The Employment Appeal Tribunal in the case of Nissa v Waverly Education Foundation Ltd has considered the definition of “disability” and in particular, the approach to be adopted to the determination of “long-term”.


The Claimant worked as a Science Teacher for Waverly Education Foundation (“the Foundation”).

Since December 2015, the Claimant had suffered from physical impairments which were later diagnosed as Fibromyalgia and ‘Mental Distress’ on 12 August 2016.

The Claimant resigned with effect from 31 August 2016. She claimed that her condition had caused her to suffer from substantial and long-term adverse effects and she submitted a claim of disability discrimination.

The Foundation disputed that the Claimant was a disabled person.

The Law

For the purposes of the Equality Act 2010, a person is classed as having a disability if they have:

  1. a physical or mental impairment; and
  2. the impairment has a substantial and long-term adverse effect on their ability to carry out normal day-to-day activities.

“Long term” means that the effect has lasted or is likely to last for at least 12 months.

It was accepted that the Claimant had an impairment but the Employment Tribunal needed to decide whether the impairment was substantial and long term.


The Employment Tribunal (“ET”) concluded that because the Claimant’s diagnosis was not made until August 2016 (just before her employment ended) and her medical advisors had suggested that the condition may improve, the effects could not be classed as long term.

The ET also held that the effects of the Claimant’s impairments were not substantial. They accepted that they had some adverse effects, but held that the Claimant’s evidence failed to demonstrate the precise nature of the effects.

The Claimant appealed to the Employment Appeal Tribunal.

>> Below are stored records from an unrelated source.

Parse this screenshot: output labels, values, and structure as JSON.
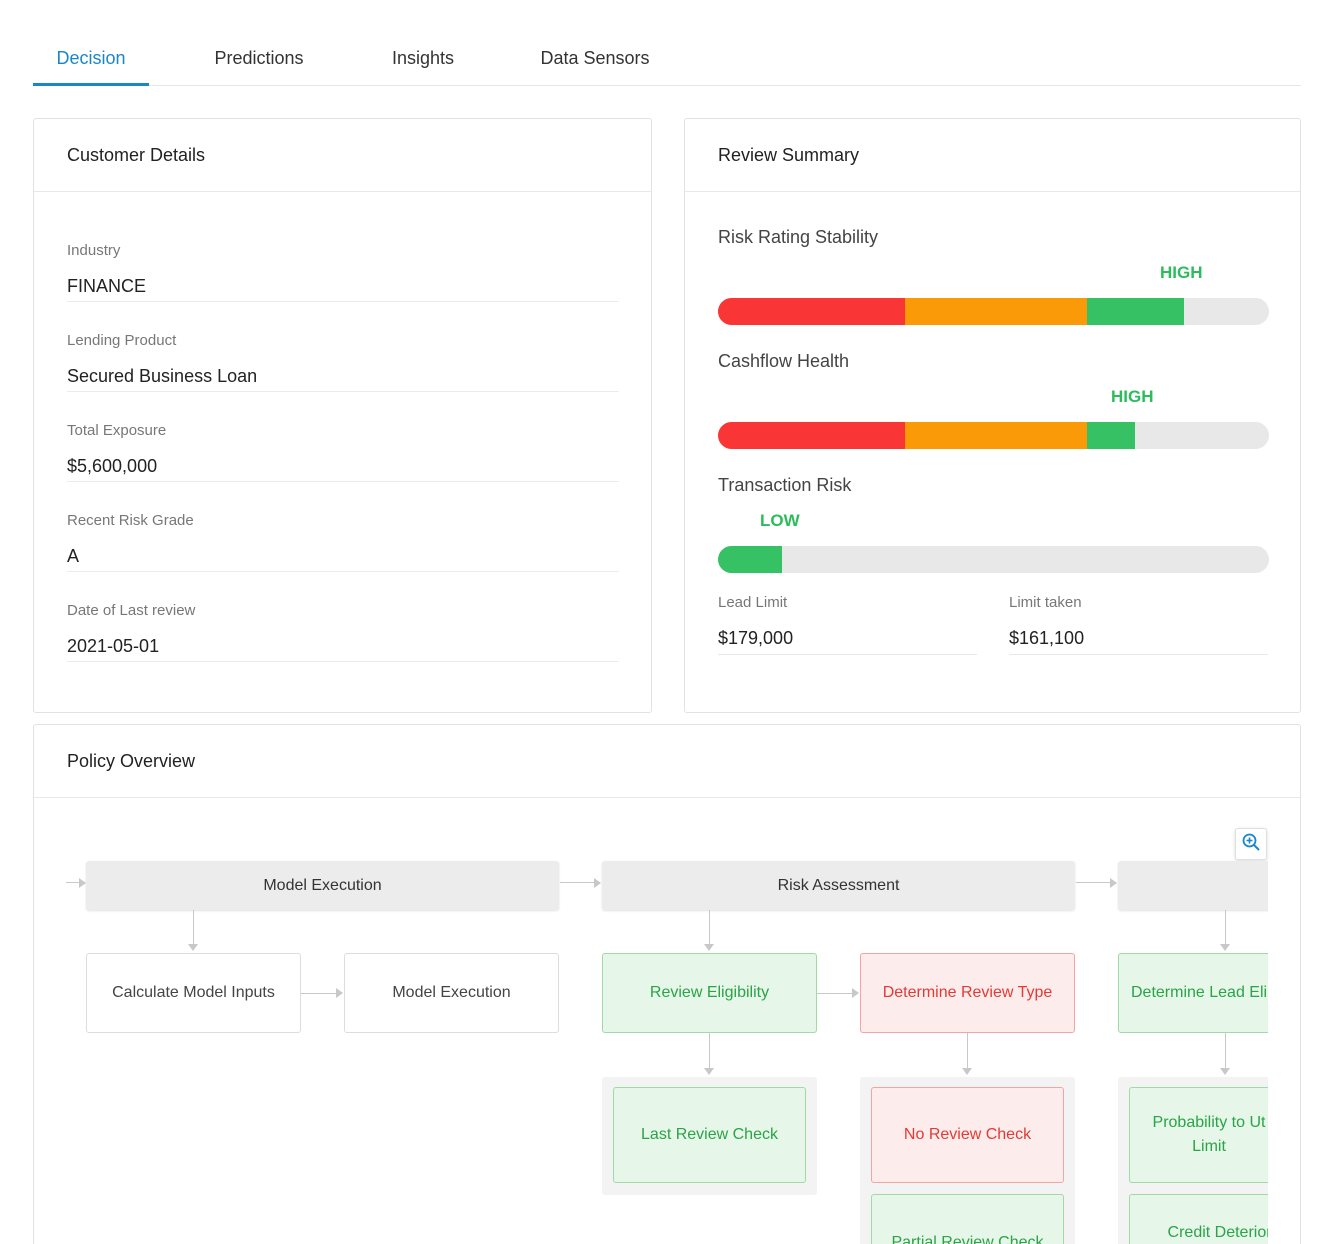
{
  "tabs": [
    {
      "label": "Decision",
      "active": true
    },
    {
      "label": "Predictions",
      "active": false
    },
    {
      "label": "Insights",
      "active": false
    },
    {
      "label": "Data Sensors",
      "active": false
    }
  ],
  "customer_details": {
    "title": "Customer Details",
    "fields": [
      {
        "label": "Industry",
        "value": "FINANCE"
      },
      {
        "label": "Lending Product",
        "value": "Secured Business Loan"
      },
      {
        "label": "Total Exposure",
        "value": "$5,600,000"
      },
      {
        "label": "Recent Risk Grade",
        "value": "A"
      },
      {
        "label": "Date of Last review",
        "value": "2021-05-01"
      }
    ]
  },
  "review_summary": {
    "title": "Review Summary",
    "metrics": [
      {
        "label": "Risk Rating Stability",
        "level": "HIGH",
        "fill_fraction": 0.846
      },
      {
        "label": "Cashflow Health",
        "level": "HIGH",
        "fill_fraction": 0.756
      },
      {
        "label": "Transaction Risk",
        "level": "LOW",
        "fill_fraction": 0.116
      }
    ],
    "limits": [
      {
        "label": "Lead Limit",
        "value": "$179,000"
      },
      {
        "label": "Limit taken",
        "value": "$161,100"
      }
    ]
  },
  "policy_overview": {
    "title": "Policy Overview",
    "stages": [
      "Model Execution",
      "Risk Assessment",
      ""
    ],
    "nodes": {
      "calculate_model_inputs": "Calculate Model Inputs",
      "model_execution": "Model Execution",
      "review_eligibility": "Review Eligibility",
      "determine_review_type": "Determine Review Type",
      "determine_lead_eligibility": "Determine Lead Eli",
      "last_review_check": "Last Review Check",
      "no_review_check": "No Review Check",
      "partial_review_check": "Partial Review Check",
      "probability_to_utilise_limit": "Probability to Ut Limit",
      "credit_deterioration": "Credit Deteriora"
    },
    "zoom_icon": "zoom-in-icon"
  },
  "colors": {
    "accent": "#1a86c8",
    "red": "#fa3535",
    "orange": "#fb9a08",
    "green": "#35c164",
    "level_text": "#2dbc5b"
  }
}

The Employment Appeal Tribunal (“EAT”) held that the ET’s approach was too narrow. It held that when considering whether the Claimant’s impairments were long term, the ET should have focused on the impairments and their effects rather than the diagnosis. When considering if a condition could last for 12 months the correct approach was to ask “whether it could well happen”.

The EAT also held that when considering whether the effects of the Claimant’s impairments were substantial and adverse, the ET failed to demonstrate that they had looked properly at the evidence. If the ET had considered the evidence as a whole, including the Claimant’s evidence that daily tasks were “extremely difficult, painful and exhausting” it would have been clear that the effects of the Claimant’s impairments were indeed substantial and adverse.


When looking at whether an impairment could be long term, employers need to take a broad approach and should not focus solely on a diagnosis. The impairment, its effects, and whether the condition “could well” last 12 months should be the main focus. Furthermore, when considering whether an effect is substantial and adverse, all existing evidence needs to be taken into account as a whole.

The case has been remitted to a different tribunal for reconsideration.